Tuesday, August 14, 2018

married, then and now and then

Once upon a time, belief nudged the tradition of "jumping over the broom" as a signifier of a newly-married couple. Then the church got involved and the blessing of the occasion was transferred to those whose bells peeled. If you believed it, then it must be so, right?

Now, in Scotland, a return to earlier and less credulous roots appears to be on the rise.
For the first time last year, in what was once a famously religious country, the Humanist Society of Scotland married more people than the Church of Scotland....
Scotland categorises humanist weddings as a non-religious belief ceremony, with the same legal status as church-based and civil marriages. Humanists include atheists and agnostics, and those who say they are spiritual but who dislike organised religion. They embrace same-sex marriage, too, unlike most mainstream churches.
And since 2005 they have mushroomed: in 2017, there were 5,912 humanist weddings with 3,283 conducted by Humanist Society celebrants compared with just 3,166 by the Church of Scotland.
It's not that belief has been excised from what is sometimes called "marital bliss." Rather, it seems that a willingness to give to another what rightfully belongs to individuals has lost its savor. What right has someone or something else to give an imprimatur of legitimacy or worth in your personal business? The answer is, only the right any individual might transmit to such an institution or focal point.

It sort of reminds me of the old puzzler, "What if they had a war and no one showed up?" Is anyone the less married or the less committed without the intervention of some other party, ecclesiastical or otherwise?

Rituals are kind of nice. And certainly a party is a nice thing. You don't have to believe it unless you choose to. Otherwise, jump over the broomstick and check out the snacks.

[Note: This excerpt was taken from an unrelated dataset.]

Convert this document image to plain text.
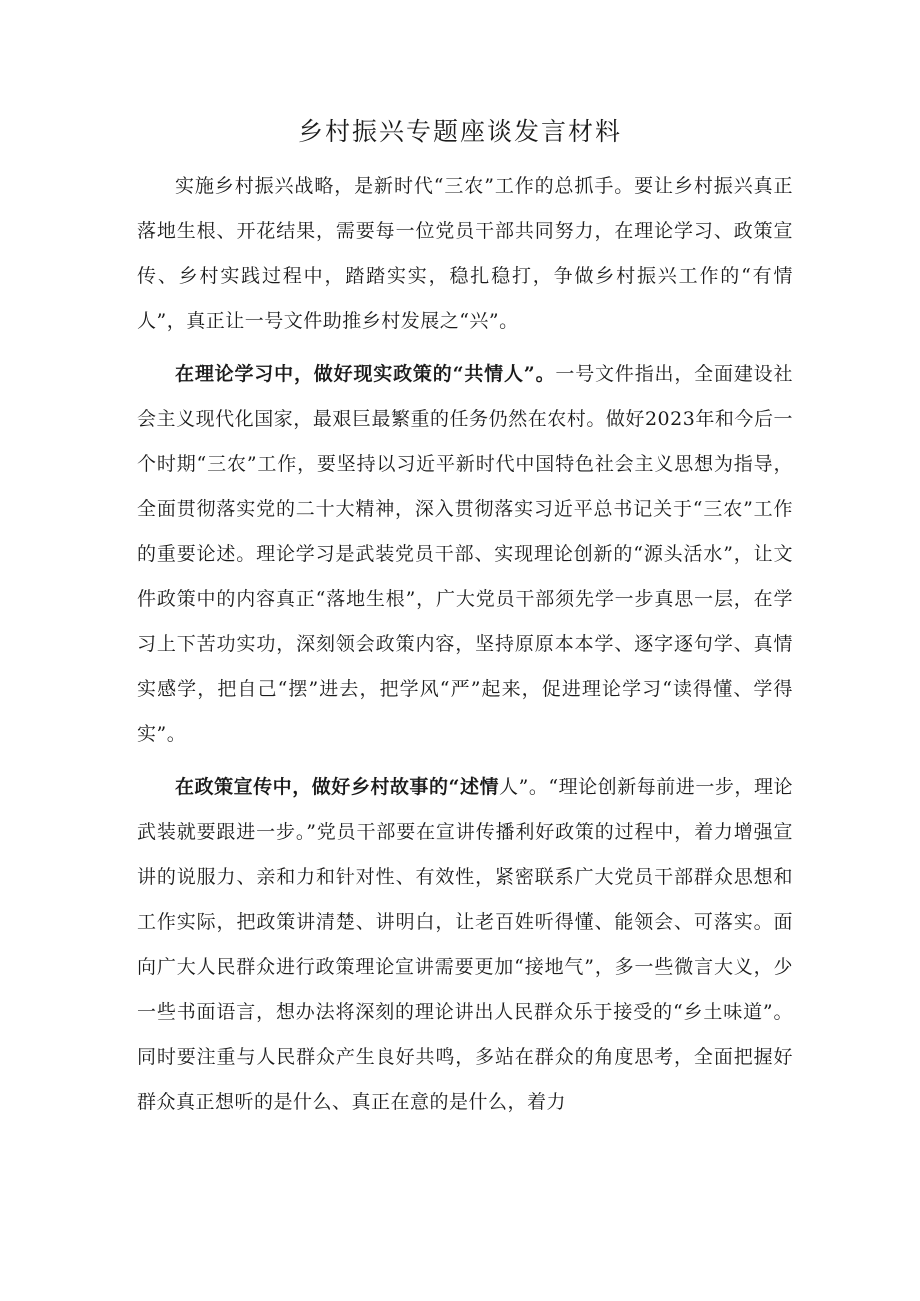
乡村振兴专题座谈发言材料

实施乡村振兴战略，是新时代“三农”工作的总抓手。要让乡村振兴真正落地生根、开花结果，需要每一位党员干部共同努力，在理论学习、政策宣传、乡村实践过程中，踏踏实实，稳扎稳打，争做乡村振兴工作的“有情人”，真正让一号文件助推乡村发展之“兴”。

在理论学习中，做好现实政策的“共情人”。一号文件指出，全面建设社会主义现代化国家，最艰巨最繁重的任务仍然在农村。做好2023年和今后一个时期“三农”工作，要坚持以习近平新时代中国特色社会主义思想为指导，全面贯彻落实党的二十大精神，深入贯彻落实习近平总书记关于“三农”工作的重要论述。理论学习是武装党员干部、实现理论创新的“源头活水”，让文件政策中的内容真正“落地生根”，广大党员干部须先学一步真思一层，在学习上下苦功实功，深刻领会政策内容，坚持原原本本学、逐字逐句学、真情实感学，把自己“摆”进去，把学风“严”起来，促进理论学习“读得懂、学得实”。

在政策宣传中，做好乡村故事的“述情人”。“理论创新每前进一步，理论武装就要跟进一步。”党员干部要在宣讲传播利好政策的过程中，着力增强宣讲的说服力、亲和力和针对性、有效性，紧密联系广大党员干部群众思想和工作实际，把政策讲清楚、讲明白，让老百姓听得懂、能领会、可落实。面向广大人民群众进行政策理论宣讲需要更加“接地气”，多一些微言大义，少一些书面语言，想办法将深刻的理论讲出人民群众乐于接受的“乡土味道”。同时要注重与人民群众产生良好共鸣，多站在群众的角度思考，全面把握好群众真正想听的是什么、真正在意的是什么，着力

The church is dismayed, and for good reason ... what if they had a religion and nobody came? No need to wax vitriolic about it. No need to condemn or scoff. Everyone insists on believing something and religion is another flower in the garden. Pick it or leave it alone ... your pick.

I can imagine members of the exceptionally lucrative marital industry muttering in a secluded corner, "Don't have a cow!" On the other hand, maybe having a cow is precisely the right reaction as the rug under your feet is removed.

Like a dollar bill, the wedding industry requires belief.

Or, as the Dhammapada puts it, more or less, "Better your own truth/ However weak/ Than the truth of another/ However noble."

1 comment:

  1. Whatever the ceremony, that legal piece of paper is what counts for so many marital advantages.